At my current company, they’re trying to build their mental health program, which is only a year old.  The new supervisor is actually really great, I like her and respect her, and she is showing me that she sees and values me and my work.  She would like to add a location for outpatient therapy, and in trying to keep me, she wants me to be the first therapist to start seeing clients there.  Once licensed, she wants me to become the Clinical Director for that location and help it to grow, get it off the ground.  However, this option, even the outpatient therapy position, has no firm start date (estimated 4 months out) and I would need to continue doing ARMHS work and transition into therapy as clients build.  This is a long term plan.  

The second interesting option has to do with my old agency, which was swallowed up by the meganonprofit, and rebirthed as a new culturally specific agency.  When all employees were laid off, not many accepted their positions back when offered.  The mental health team especially took a huge hit.  I have been in touch with several old coworkers and have regularly asked for updates on how things are going and whether things have stabilized.  Recently, people have reached out asking what I would need to come back and encouraging me to apply.  Just before I left on my trip, I got a call gauging my interest on coming back and working part time in school-based therapy, part time outpatient.  I said I was definitely interested and would like to have an interview when I returned from vacation.  The opportunity to do therapy immediately while being full time and salaried after these past 5 months is looking better and better.  But I also want to know about the opportunity for growth once I’m licensed.  I’m hearing that there are good options at the new agency and with the meganonprofit, but it all remains to be seen. 
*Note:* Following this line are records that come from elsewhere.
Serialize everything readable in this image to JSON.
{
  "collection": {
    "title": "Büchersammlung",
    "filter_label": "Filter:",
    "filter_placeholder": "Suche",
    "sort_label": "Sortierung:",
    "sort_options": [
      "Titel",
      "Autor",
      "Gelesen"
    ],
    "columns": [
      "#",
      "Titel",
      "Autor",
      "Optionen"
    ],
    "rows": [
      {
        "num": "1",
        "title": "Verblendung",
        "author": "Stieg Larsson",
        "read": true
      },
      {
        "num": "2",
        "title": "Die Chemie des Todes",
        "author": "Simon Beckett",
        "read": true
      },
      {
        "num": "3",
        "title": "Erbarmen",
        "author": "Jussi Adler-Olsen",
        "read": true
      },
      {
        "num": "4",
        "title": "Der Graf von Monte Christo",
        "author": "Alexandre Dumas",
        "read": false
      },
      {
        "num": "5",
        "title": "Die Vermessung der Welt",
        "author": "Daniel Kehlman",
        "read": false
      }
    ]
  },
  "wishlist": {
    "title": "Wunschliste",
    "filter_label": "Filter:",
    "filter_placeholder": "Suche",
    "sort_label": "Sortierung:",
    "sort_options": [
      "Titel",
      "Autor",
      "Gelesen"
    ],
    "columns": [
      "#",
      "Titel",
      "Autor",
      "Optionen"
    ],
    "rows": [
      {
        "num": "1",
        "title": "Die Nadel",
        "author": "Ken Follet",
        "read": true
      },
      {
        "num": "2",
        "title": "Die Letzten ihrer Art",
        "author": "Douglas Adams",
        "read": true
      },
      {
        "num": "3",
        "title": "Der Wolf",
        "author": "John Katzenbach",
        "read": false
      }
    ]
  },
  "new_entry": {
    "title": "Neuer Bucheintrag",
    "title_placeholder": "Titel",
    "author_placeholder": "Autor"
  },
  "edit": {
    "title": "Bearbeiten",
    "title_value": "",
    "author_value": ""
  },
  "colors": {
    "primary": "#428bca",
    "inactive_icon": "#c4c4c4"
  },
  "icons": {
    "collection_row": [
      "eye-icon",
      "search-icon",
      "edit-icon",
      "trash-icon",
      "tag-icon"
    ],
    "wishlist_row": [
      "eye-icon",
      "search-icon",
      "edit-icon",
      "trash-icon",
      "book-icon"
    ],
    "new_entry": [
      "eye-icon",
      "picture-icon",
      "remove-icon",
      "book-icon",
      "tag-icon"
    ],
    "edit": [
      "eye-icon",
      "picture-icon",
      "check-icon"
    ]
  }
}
The 2 options are definitely interesting, and I can still do some other general job searching.  It forces me to look at my priorities for today and my path for the future.  I’m thinking about how to present myself confidently and being clear about my strengths, talents, and goals.  I need to learn about and practice negotiating salary.  And I need to have my focus clearly on myself and my needs – I have never been very assertive in interviews and negotiations, and often get caught up in what and who I’m leaving behind.  In addition, I can’t ignore that I still have hard feelings with the old agency about the way things went down, and I have no idea whether I should trust what’s being promised at my current company…  

But I’m excited for the opportunity in this next decision to put myself first and get the best deal I can.  It doesn’t have to be a permanent or even long-term choice, just the best choice for me right now in this point in my life.  Change is coming.  I have to accept that and understand that now is not my time to relax into the mundane, stable work life of my dreams.  I’ve got to push a little further.  Plus, who am I kidding, mundane is not my calling!